So finally, I come to this point: how a theorem could be proved using a computer? Or, equivalently, how exactly an automated proof assistant works?
This question turns out to belong to the field of constructive logic, and is answered by the famous Curry-Horward correspondence, which links the field of natural deduction and typed lambda calculus. For more details of this astonishing discovery, please refer to Propositions as Types by Philip Wadler. (You may also be interested in his talk, and this lecture note)
In short, Curry-Horward correspndance says that a Proposition in logic is just a Type in typed lambda calculus, and a Proof of that Proposition is just a term belong to that Type.
How to understand this?
Intuitively speaking, a proposition is a claim, a claim of something to be true. So we can define a data type(inductive data type as in dependent type theory) which is in equivalent to the claim(Or just define the data type recursively following the deduction definition of the claim). By doing so, if we can successfully implement an instance(or term, or element) of this data type, we are just proving the claim to be true!(i.e. the proposition is proved). On the contrary, if we can see the data type(the set) to be empty, then the proposition can not be proved.
Always, there are multiple ways to prove a proposition. Equivalently, there are multiple terms(or element) belonging to(or inside) the same data type. To prove a proposition, we just need one way of proving. Correspondingly, we just need to build one term belonging to that data type. That begins the story of automated proof assistant.

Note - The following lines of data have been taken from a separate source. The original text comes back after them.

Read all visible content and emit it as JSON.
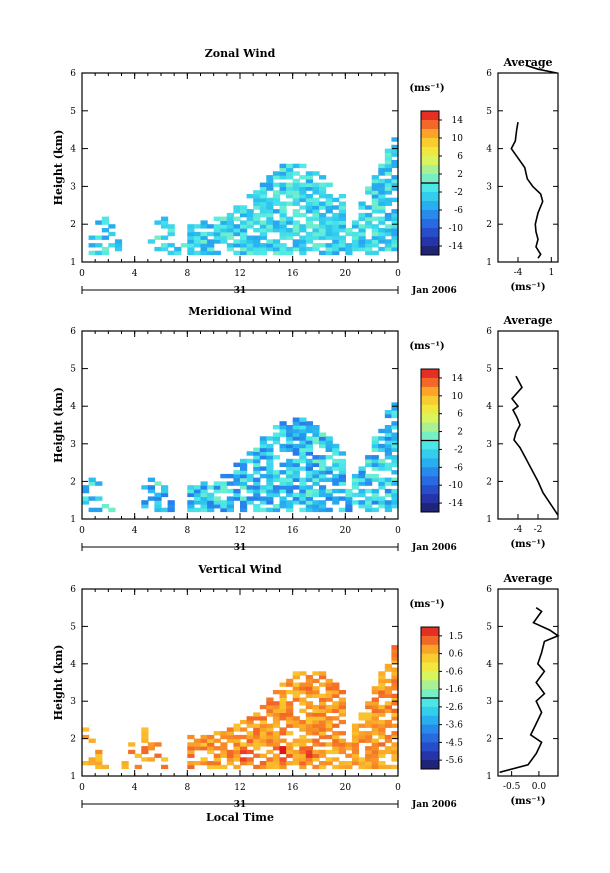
{
  "chart_data": [
    {
      "type": "heatmap",
      "title": "Zonal Wind",
      "ylabel": "Height (km)",
      "xticks": [
        "0",
        "4",
        "8",
        "12",
        "16",
        "20",
        "0"
      ],
      "xlim": [
        0,
        24
      ],
      "yticks": [
        "1",
        "2",
        "3",
        "4",
        "5",
        "6"
      ],
      "ylim": [
        1,
        6
      ],
      "day_label": "31",
      "date_label": "Jan 2006",
      "colorbar": {
        "unit_label": "(ms⁻¹)",
        "ticks": [
          "14",
          "10",
          "6",
          "2",
          "-2",
          "-6",
          "-10",
          "-14"
        ],
        "range": [
          -16,
          16
        ]
      },
      "profile": {
        "title": "Average",
        "xticks": [
          "-4",
          "1"
        ],
        "xlim": [
          -7,
          2
        ],
        "xlabel": "(ms⁻¹)",
        "yticks": [
          "1",
          "2",
          "3",
          "4",
          "5",
          "6"
        ],
        "points": [
          [
            -1.0,
            1.1
          ],
          [
            -0.6,
            1.2
          ],
          [
            -1.3,
            1.4
          ],
          [
            -1.0,
            1.6
          ],
          [
            -1.3,
            1.8
          ],
          [
            -1.4,
            2.0
          ],
          [
            -1.0,
            2.3
          ],
          [
            -0.3,
            2.6
          ],
          [
            -0.6,
            2.8
          ],
          [
            -1.8,
            3.0
          ],
          [
            -2.6,
            3.2
          ],
          [
            -3.0,
            3.5
          ],
          [
            -4.2,
            3.8
          ],
          [
            -5.0,
            4.0
          ],
          [
            -4.4,
            4.2
          ],
          [
            -4.2,
            4.5
          ],
          [
            -4.0,
            4.7
          ]
        ],
        "points_upper": [
          [
            -2.8,
            6.2
          ],
          [
            -1.0,
            6.1
          ],
          [
            1.8,
            6.0
          ]
        ]
      },
      "cells": {
        "seed": 11,
        "bottom": 1.2,
        "peak_time": 16,
        "peak_height": 3.6,
        "base_top": 1.9,
        "late_top": 4.6,
        "mean": -2.5,
        "spread": 3.5,
        "hot_spots": []
      }
    },
    {
      "type": "heatmap",
      "title": "Meridional Wind",
      "ylabel": "Height (km)",
      "xticks": [
        "0",
        "4",
        "8",
        "12",
        "16",
        "20",
        "0"
      ],
      "xlim": [
        0,
        24
      ],
      "yticks": [
        "1",
        "2",
        "3",
        "4",
        "5",
        "6"
      ],
      "ylim": [
        1,
        6
      ],
      "day_label": "31",
      "date_label": "Jan 2006",
      "colorbar": {
        "unit_label": "(ms⁻¹)",
        "ticks": [
          "14",
          "10",
          "6",
          "2",
          "-2",
          "-6",
          "-10",
          "-14"
        ],
        "range": [
          -16,
          16
        ]
      },
      "profile": {
        "title": "Average",
        "xticks": [
          "-4",
          "-2"
        ],
        "xlim": [
          -6,
          0
        ],
        "xlabel": "(ms⁻¹)",
        "yticks": [
          "1",
          "2",
          "3",
          "4",
          "5",
          "6"
        ],
        "points": [
          [
            0.0,
            1.1
          ],
          [
            -0.5,
            1.3
          ],
          [
            -1.0,
            1.5
          ],
          [
            -1.5,
            1.7
          ],
          [
            -2.0,
            2.0
          ],
          [
            -2.6,
            2.3
          ],
          [
            -3.2,
            2.6
          ],
          [
            -3.8,
            2.9
          ],
          [
            -4.4,
            3.1
          ],
          [
            -4.2,
            3.3
          ],
          [
            -3.8,
            3.5
          ],
          [
            -4.1,
            3.7
          ],
          [
            -4.5,
            3.9
          ],
          [
            -4.0,
            4.0
          ],
          [
            -4.6,
            4.2
          ],
          [
            -3.6,
            4.5
          ],
          [
            -4.2,
            4.8
          ]
        ],
        "points_upper": []
      },
      "cells": {
        "seed": 23,
        "bottom": 1.2,
        "peak_time": 16,
        "peak_height": 3.7,
        "base_top": 1.8,
        "late_top": 4.6,
        "mean": -3.5,
        "spread": 4.5,
        "hot_spots": []
      }
    },
    {
      "type": "heatmap",
      "title": "Vertical Wind",
      "ylabel": "Height (km)",
      "xlabel": "Local Time",
      "xticks": [
        "0",
        "4",
        "8",
        "12",
        "16",
        "20",
        "0"
      ],
      "xlim": [
        0,
        24
      ],
      "yticks": [
        "1",
        "2",
        "3",
        "4",
        "5",
        "6"
      ],
      "ylim": [
        1,
        6
      ],
      "day_label": "31",
      "date_label": "Jan 2006",
      "colorbar": {
        "unit_label": "(ms⁻¹)",
        "ticks": [
          "1.5",
          "0.6",
          "-0.6",
          "-1.6",
          "-2.6",
          "-3.6",
          "-4.5",
          "-5.6"
        ],
        "range": [
          -6.0,
          2.0
        ]
      },
      "profile": {
        "title": "Average",
        "xticks": [
          "-0.5",
          "0.0"
        ],
        "xlim": [
          -0.75,
          0.35
        ],
        "xlabel": "(ms⁻¹)",
        "yticks": [
          "1",
          "2",
          "3",
          "4",
          "5",
          "6"
        ],
        "points": [
          [
            -0.72,
            1.1
          ],
          [
            -0.2,
            1.3
          ],
          [
            -0.05,
            1.6
          ],
          [
            0.05,
            1.9
          ],
          [
            -0.15,
            2.1
          ],
          [
            -0.05,
            2.4
          ],
          [
            0.05,
            2.7
          ],
          [
            -0.05,
            3.0
          ],
          [
            0.1,
            3.2
          ],
          [
            -0.05,
            3.5
          ],
          [
            0.1,
            3.8
          ],
          [
            -0.02,
            4.0
          ],
          [
            0.05,
            4.3
          ],
          [
            0.1,
            4.6
          ],
          [
            0.35,
            4.75
          ],
          [
            0.2,
            4.9
          ],
          [
            -0.1,
            5.1
          ],
          [
            0.05,
            5.4
          ],
          [
            -0.05,
            5.5
          ]
        ],
        "points_upper": []
      },
      "cells": {
        "seed": 37,
        "bottom": 1.2,
        "peak_time": 17,
        "peak_height": 3.8,
        "base_top": 2.0,
        "late_top": 4.8,
        "mean": 0.8,
        "spread": 0.5,
        "hot_spots": [
          [
            12,
            1.5
          ],
          [
            15,
            1.6
          ],
          [
            17,
            1.6
          ]
        ]
      }
    }
  ]
}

To demonstrate the idea, let me show you an example using Agda:
Proposition as type has a direct consequence, that is, mainly, we prove by constructing.
infix 4 _==_
data _==_ {a} {A : Set a} (x : A) : A -> Set a where
instance refl : x == x
{-# BUILTIN EQUALITY _==_ #-}The code above just defines a data type: ==, and has only one constructor: refl. Then, if we want to prove two terms are in equal, we just need to use these two terms to construct a term/element of == type. For example:
sym : {l : Level} -> {A : Set l} {x y : A} -> x == y -> y == x
sym refl = reflThis example says, given the assumption that x==y, we want to prove y==x, that is, the equality is of reflexivity.
To prove this, we firstly build a term of assumption x==y. This is constructed by refl, that is, we need to find a term that has type x==y, but according to the definition of the family of _==_ type, we only have one constructors refl which represents x==x type. Agda finds that the only way to do so is to have a constraint on what x and y could be: they should be identical!.
And similarly, we also have the term of second type y == x by using refl constructor too! Note that we can do so because the term we put into {} is implicit, meaning that we can allow Agda to do the type inference for us. And remember sym is indeed a function, which given a term of the assumption type, return a term of the correspondence type.
So the prove of {l : Level} -> {A : Set l} {x y : A} -> x == y -> y == x is constructed in such a way, that, since the only member of equality is refl, the equality should obey reflexivity. Look how Agda see this from a constructive perspective: it search for the possibility to build an algebra stucture, and through building, it proves the property of that algebra structure. This is a type theory perspective, not the same as set theory perspective, but they are always reaching the same point.